The District Court ruling originally only applied to California, Arizona and Washington. But the government has voluntarily established a nationwide program, Arulanantham said.

“ At bottom, it reflects the judgment that people with serious mental disorders can’t get a fair hearing without competent legal representation, which isn’t particularly shocking.”

Now the Ninth Circuit Court of Appeals is considering a request for rehearing in another of Arulanantham’s cases involving undocumented children between 3 and 17, in which, he argued, children are unsurprisingly outgunned in immigration court. They are generally unable to identify their rights to relief from deportation or do the legal research necessary to support their claims, much less argue against a trained government prosecutor in court. Arulanantham noted that while free legal services for immigrant children have expanded in recent years, some kids are still left to fend for themselves in court.
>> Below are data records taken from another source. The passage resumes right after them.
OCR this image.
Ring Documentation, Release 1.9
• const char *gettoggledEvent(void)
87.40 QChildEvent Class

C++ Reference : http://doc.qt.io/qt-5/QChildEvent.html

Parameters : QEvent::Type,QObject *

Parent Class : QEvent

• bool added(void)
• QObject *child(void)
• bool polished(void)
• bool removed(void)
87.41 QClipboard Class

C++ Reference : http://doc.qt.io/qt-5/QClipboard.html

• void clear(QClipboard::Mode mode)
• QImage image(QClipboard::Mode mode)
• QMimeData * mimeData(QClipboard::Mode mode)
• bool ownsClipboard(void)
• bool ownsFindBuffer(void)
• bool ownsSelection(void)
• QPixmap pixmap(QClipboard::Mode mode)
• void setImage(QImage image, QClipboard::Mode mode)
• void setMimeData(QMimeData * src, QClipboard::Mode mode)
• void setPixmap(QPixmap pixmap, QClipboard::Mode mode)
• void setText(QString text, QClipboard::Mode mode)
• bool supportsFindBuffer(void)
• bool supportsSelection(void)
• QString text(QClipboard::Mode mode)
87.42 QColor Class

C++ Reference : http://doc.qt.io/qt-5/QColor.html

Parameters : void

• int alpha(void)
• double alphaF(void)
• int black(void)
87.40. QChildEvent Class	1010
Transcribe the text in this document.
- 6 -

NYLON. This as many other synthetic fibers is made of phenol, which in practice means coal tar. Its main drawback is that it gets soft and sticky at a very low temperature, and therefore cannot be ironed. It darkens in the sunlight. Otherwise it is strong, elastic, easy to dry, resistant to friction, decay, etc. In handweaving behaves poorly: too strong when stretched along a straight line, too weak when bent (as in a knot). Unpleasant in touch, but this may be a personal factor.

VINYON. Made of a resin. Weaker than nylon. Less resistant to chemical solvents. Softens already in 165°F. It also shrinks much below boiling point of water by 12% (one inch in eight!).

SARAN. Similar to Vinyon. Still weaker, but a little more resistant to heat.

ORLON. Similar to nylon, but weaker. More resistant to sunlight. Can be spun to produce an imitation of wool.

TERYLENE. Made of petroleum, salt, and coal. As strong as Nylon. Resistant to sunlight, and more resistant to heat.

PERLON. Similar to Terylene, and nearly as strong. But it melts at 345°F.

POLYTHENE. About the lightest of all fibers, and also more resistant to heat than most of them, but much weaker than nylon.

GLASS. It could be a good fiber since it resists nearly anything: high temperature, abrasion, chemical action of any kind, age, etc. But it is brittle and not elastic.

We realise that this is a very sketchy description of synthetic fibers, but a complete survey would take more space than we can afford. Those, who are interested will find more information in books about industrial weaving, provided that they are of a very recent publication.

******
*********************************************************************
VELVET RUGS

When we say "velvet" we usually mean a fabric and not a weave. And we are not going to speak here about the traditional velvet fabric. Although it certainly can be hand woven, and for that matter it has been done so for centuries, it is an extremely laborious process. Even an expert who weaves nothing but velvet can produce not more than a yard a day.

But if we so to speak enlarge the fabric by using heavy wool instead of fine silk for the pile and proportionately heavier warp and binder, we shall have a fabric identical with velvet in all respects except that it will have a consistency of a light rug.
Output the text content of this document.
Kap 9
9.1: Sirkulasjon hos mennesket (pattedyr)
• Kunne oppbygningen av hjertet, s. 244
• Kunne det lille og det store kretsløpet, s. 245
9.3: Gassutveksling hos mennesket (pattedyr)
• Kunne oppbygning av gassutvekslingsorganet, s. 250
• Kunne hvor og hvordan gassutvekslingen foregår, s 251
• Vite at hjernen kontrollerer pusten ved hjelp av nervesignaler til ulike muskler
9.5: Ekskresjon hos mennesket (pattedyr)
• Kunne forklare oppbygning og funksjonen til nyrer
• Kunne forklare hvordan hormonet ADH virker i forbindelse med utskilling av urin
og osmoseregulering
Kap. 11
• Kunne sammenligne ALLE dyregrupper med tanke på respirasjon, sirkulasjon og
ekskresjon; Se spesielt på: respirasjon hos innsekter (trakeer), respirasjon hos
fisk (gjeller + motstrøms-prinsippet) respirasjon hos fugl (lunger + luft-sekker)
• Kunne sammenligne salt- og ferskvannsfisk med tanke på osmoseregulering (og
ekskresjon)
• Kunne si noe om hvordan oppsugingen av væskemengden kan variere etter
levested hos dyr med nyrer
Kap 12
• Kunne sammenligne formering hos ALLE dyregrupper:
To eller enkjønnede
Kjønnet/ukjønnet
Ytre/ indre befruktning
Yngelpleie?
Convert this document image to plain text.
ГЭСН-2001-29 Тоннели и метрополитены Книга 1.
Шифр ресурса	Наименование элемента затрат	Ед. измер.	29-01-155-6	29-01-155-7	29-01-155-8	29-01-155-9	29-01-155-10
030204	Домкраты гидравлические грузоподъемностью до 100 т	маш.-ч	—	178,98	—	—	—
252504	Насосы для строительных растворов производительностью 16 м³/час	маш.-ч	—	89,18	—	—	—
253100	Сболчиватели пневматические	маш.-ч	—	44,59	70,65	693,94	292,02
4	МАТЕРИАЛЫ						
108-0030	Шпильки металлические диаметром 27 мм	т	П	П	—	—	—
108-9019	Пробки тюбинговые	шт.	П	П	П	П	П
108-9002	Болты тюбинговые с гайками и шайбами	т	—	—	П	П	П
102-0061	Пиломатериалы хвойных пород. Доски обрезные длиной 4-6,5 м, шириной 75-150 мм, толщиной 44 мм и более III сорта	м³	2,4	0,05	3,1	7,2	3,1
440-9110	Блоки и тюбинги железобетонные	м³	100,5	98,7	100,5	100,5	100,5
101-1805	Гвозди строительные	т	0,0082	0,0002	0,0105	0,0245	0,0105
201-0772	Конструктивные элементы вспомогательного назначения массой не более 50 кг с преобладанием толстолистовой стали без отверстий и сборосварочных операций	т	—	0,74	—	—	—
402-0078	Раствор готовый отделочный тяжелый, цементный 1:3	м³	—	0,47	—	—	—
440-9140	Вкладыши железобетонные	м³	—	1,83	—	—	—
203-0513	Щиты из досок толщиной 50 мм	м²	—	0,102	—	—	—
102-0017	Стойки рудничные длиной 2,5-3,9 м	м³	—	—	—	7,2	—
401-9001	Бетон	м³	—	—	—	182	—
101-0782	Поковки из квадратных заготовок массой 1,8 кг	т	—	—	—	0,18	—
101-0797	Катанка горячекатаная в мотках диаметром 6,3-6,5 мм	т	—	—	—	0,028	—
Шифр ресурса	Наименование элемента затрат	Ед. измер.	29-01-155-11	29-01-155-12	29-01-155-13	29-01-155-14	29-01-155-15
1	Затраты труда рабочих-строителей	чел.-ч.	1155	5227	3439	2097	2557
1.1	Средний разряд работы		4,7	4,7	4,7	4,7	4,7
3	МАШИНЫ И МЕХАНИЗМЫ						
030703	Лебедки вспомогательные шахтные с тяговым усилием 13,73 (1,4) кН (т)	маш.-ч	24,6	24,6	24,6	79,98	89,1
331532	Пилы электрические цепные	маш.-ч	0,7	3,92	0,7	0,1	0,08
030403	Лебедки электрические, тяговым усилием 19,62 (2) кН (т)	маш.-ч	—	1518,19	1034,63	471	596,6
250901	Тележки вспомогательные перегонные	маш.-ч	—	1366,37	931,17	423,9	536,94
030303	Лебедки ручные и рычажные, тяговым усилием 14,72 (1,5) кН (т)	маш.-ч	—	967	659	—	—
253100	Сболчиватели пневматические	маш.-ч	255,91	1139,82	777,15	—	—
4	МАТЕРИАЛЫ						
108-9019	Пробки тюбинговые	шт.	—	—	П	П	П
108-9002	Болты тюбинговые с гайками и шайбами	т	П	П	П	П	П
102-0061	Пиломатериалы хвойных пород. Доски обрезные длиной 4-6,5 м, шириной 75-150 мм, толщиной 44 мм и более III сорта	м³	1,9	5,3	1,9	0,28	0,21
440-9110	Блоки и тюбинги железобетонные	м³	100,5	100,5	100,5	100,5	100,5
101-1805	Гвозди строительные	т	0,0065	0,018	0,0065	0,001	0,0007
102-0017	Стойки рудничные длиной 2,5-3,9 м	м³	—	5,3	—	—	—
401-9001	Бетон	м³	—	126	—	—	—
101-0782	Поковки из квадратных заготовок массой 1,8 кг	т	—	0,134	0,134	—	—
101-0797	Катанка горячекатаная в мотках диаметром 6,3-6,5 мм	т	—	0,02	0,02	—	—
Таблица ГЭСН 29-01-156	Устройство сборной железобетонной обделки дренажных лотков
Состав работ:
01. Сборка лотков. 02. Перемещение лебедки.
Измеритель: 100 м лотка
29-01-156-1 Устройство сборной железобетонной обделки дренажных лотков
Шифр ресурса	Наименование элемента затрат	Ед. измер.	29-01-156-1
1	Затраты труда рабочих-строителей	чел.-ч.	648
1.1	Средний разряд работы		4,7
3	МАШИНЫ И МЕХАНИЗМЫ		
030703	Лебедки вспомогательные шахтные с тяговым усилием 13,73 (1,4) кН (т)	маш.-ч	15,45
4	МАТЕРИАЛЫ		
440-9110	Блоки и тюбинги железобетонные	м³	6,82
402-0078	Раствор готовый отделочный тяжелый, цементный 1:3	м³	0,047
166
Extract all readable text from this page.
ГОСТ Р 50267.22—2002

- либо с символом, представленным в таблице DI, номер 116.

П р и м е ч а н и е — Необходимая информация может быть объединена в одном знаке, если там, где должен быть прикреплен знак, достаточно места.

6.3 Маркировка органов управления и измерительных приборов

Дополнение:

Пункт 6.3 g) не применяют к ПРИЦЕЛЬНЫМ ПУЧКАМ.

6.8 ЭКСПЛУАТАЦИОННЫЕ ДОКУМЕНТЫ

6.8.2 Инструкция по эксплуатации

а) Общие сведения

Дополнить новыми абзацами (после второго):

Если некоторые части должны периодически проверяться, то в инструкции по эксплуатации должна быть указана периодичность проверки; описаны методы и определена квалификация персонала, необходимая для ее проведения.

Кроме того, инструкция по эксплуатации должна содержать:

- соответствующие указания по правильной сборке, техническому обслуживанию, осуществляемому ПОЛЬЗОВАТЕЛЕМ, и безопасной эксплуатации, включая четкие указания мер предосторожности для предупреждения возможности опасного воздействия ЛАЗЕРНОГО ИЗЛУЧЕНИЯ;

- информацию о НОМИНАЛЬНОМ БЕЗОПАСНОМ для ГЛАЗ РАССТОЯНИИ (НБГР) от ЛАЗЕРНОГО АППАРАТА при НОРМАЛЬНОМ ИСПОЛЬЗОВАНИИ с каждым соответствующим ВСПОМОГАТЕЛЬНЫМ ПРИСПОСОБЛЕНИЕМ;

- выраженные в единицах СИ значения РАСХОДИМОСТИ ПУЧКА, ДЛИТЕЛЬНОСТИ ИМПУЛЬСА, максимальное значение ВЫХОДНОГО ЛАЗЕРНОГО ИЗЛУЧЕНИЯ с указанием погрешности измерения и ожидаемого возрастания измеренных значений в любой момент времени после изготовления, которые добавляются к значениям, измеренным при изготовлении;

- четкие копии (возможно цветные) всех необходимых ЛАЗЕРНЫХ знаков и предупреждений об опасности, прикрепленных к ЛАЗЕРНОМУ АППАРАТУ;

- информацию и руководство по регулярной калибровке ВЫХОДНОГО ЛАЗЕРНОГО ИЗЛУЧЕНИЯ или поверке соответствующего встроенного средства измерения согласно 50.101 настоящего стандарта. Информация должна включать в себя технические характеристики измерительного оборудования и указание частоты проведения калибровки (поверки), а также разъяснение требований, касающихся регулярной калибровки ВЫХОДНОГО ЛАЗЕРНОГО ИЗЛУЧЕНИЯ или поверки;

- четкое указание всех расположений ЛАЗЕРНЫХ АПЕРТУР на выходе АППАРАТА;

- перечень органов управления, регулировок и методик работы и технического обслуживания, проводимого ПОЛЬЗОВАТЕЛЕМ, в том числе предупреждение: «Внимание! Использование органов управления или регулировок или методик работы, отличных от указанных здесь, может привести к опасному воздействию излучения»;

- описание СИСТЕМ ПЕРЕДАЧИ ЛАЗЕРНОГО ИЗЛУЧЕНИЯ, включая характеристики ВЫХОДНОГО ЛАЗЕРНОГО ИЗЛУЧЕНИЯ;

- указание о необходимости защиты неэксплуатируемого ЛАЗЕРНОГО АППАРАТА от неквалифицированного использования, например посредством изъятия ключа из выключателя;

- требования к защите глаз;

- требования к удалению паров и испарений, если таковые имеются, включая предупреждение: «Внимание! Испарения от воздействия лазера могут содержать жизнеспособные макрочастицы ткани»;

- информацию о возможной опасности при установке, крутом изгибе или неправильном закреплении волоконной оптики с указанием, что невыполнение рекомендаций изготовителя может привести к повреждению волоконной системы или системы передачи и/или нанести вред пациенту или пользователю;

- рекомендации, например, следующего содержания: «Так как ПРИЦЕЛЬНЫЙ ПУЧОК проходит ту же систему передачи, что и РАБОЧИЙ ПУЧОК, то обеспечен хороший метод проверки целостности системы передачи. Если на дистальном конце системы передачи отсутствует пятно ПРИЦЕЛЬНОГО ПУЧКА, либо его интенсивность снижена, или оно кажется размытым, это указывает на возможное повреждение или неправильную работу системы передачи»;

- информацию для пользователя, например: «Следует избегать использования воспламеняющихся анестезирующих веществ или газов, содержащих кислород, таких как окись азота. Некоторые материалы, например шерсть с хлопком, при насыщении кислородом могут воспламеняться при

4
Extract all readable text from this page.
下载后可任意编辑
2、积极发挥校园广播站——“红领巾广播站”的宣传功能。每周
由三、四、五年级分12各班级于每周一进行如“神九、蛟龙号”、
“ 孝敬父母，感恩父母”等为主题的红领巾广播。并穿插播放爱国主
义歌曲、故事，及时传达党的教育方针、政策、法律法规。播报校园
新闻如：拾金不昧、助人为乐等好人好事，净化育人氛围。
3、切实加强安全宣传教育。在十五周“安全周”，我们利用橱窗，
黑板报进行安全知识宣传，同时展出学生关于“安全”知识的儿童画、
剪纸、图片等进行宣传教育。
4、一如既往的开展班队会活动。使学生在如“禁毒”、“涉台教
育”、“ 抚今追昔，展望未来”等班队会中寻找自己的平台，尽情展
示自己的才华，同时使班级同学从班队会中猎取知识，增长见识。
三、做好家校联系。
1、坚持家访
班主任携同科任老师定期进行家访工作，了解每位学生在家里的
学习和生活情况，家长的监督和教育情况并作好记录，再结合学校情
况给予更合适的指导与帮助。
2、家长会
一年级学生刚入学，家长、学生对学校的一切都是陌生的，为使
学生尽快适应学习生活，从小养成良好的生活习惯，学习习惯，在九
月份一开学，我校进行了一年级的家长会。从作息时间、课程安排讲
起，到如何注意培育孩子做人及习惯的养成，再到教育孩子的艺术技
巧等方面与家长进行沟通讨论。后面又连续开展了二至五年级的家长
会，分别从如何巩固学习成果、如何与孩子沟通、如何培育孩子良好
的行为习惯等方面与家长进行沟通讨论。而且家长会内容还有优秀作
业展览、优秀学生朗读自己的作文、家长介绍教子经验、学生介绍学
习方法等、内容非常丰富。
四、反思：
The effort to expand due process rights in immigration court is likely to continue moving slowly. Meanwhile local and state programs that help fund immigration defense don’t cover everyone who needs help. A large-scale federal program is all but impossible to imagine in the current presidential administration, said Avideh Moussavian of the National Immigration Law Center. But she added that the current patchwork of efforts could one day pave the way for a much larger reform.

“ I think that like many things,” Moussavian said, “it often takes the cumulative effect of local measures to create the tipping point from an advocacy perspective for there to be federal action.”